T-Mobile has exempted some streaming video from its subscribers’ monthly data limits, but not YouTube’s. The Wall Street Journal reports that the problem is technical. Some YouTube traffic uses the UDP protocol (vs. HTTPS), which T-Mobile can have trouble detecting.
The FCC will move forward with a spectrum auction scheduled to begin March 29, according to The Hill. The commission announced some revisions to opening bid prices yesterday. The auction is set to encourage broadcasters to sell spectrum to help meet increasing demand for mobile phones and connected devices.

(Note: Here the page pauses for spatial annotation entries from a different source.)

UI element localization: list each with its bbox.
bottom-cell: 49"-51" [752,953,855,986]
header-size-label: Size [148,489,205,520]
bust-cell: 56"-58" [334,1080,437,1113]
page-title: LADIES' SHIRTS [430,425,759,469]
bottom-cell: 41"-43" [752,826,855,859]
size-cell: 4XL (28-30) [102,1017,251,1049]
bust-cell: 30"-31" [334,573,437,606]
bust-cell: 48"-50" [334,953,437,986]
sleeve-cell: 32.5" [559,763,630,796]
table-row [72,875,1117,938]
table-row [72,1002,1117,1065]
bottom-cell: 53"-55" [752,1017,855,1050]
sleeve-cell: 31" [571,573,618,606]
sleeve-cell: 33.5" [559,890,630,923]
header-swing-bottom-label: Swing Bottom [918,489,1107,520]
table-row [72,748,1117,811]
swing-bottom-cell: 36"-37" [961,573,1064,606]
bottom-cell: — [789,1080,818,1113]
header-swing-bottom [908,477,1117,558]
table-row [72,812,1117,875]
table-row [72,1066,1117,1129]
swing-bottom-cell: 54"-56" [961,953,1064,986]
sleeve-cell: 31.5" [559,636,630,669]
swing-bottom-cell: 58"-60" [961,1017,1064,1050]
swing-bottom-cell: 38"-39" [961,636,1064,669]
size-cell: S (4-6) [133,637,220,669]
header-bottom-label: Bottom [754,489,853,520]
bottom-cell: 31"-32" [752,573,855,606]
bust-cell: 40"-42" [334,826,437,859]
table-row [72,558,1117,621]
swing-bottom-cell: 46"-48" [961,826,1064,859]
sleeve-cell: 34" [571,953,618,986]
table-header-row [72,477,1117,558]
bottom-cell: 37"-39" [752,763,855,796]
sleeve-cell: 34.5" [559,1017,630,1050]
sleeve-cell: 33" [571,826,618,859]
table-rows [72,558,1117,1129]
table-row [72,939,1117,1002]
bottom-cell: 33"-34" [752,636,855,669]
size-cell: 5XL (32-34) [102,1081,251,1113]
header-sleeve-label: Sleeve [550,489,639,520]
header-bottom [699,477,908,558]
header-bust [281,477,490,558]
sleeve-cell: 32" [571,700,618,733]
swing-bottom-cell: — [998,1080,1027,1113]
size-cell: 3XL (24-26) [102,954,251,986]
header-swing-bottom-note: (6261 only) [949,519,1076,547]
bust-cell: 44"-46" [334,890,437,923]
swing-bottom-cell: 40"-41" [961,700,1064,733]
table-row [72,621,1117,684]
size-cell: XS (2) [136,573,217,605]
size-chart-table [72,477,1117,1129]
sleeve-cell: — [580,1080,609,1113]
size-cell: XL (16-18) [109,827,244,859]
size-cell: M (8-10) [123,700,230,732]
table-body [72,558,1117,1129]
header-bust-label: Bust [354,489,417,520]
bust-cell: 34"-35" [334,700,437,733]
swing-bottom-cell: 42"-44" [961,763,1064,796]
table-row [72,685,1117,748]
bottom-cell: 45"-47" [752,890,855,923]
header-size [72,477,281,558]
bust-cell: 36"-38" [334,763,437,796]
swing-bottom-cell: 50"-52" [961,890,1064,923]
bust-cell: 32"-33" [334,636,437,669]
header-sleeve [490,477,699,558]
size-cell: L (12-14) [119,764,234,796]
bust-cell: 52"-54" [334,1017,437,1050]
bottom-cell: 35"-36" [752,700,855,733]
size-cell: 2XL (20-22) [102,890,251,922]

The Internet Association—representing companies ranging from Airbnb to Zynga and including Amazon, Facebook, FanDuel, Google, Intuit, LinkedIn, Netflix, Pandora, PayPal, Salesforce.com, SurveyMonkey, TripAdvisor, Twitter, Uber, and Yelp—has filed an amicus curiae brief in support of an FCC decision in favor of municipal deployment of broadband networks. Tennessee and North Carolina have petitioned in opposition to the FCC and wish to block the expansion of city-run Internet services.
siliconbeat comments on Anne Wojcicki, cofounder and CEO of personal genetics company 23andMe. The company has recently raised a new round of funding, relaunched a personal gene-testing product, and is moving into drug discovery.
The Verge reports that a Google self-driving car may have been pulled over for driving too slowly. Writes Google, “Driving too slowly? Bet humans don’t get pulled over for that too often.”
Consumers have suffered a loss to the cable industry as a federal judge overturned a $6.31 million verdict against Cox Communications, according to The Hollywood Reporter. The original lawsuit had contended that Cox had limited competition in the cable-box market.